Imagine being a U.S. citizen who believes that America should withdraw its troops from Afghanistan after nearly 18 years of increasingly pointless war. Shouldn’t be too hard, since that describes 61 percent of Americans—and an eye-popping 69 percent of veterans—polled in October 2018 by YouGov.

But let’s also stipulate that by some glitch in the time-space continuum you become president of the United States, and that in one of your first major post-election interviews you observe that “nothing is going well” in Afghanistan. Wouldn’t you think those troops would be home more than two years after that?

This is where we find ourselves in the spring of 2019—with a president who accurately declares in his State of the Union address that “great nations do not fight endless wars,” even while 14,000 of the troops under his command still suffer and inflict death more than 200 months (and 2,300 Americans killed) after U.S. forces first overthrew the Taliban government.

“We should leave Afghanistan immediately,” Trump tweeted as far back as March 2013. “No more wasted lives.” He was right then, and presumably still leans that way now. To invert the old Madeleine Albright quote, what’s the point of these superb executive powers if you can’t use them to withdraw troops?

“We have a president—the first president, really—to say that the war has long been over, there is no military solution, he’s bringing the troops home,” Sen. Rand Paul (R–Ky.) says. “The problem is that several of his advisers that he has appointed don’t necessarily agree with him. So they either countermand his sentiments or talk him into delaying.”

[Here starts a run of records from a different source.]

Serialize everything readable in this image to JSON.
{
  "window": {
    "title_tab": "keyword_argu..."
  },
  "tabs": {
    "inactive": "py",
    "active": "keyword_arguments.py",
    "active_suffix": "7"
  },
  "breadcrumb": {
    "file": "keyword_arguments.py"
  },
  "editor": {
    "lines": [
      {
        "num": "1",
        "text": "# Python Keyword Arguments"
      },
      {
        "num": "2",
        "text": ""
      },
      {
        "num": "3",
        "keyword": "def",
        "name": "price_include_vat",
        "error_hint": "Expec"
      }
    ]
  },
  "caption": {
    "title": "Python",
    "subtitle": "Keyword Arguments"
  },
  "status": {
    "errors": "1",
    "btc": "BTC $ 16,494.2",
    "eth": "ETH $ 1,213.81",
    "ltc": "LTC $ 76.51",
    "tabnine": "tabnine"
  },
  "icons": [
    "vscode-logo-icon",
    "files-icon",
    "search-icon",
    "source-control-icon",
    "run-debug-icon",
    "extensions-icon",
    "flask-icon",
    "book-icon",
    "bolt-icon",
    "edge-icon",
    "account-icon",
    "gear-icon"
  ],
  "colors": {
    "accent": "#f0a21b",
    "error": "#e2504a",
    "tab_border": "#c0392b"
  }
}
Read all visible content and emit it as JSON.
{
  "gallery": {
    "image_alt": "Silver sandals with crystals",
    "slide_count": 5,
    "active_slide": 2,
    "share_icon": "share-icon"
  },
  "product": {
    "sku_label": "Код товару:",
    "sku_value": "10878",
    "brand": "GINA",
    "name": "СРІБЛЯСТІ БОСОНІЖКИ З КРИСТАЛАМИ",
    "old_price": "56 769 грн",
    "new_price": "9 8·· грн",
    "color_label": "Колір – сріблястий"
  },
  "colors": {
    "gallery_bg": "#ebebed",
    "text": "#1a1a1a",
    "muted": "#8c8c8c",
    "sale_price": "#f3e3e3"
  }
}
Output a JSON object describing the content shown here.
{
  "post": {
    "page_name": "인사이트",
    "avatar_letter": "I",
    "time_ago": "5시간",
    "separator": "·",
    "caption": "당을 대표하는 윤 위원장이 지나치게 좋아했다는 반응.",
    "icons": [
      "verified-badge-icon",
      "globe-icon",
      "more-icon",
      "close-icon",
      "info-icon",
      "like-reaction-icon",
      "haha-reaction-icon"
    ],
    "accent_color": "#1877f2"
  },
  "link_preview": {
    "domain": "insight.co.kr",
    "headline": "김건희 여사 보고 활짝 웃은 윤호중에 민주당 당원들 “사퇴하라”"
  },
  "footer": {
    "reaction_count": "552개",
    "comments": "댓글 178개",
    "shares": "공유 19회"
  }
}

Former Trump chief of staff and Obama-administration chief of U.S. Southern Command John Kelly has basically admitted to the latter tactic, telling the Los Angeles Times in an interview last year that when he arrived at the White House in August 2017, Trump “was inclined to want to withdraw from Afghanistan.” Instead, Kelly and others persuaded the draft-dodging president to add troops and wait for some mythical moment when conditions would allow for a drawdown.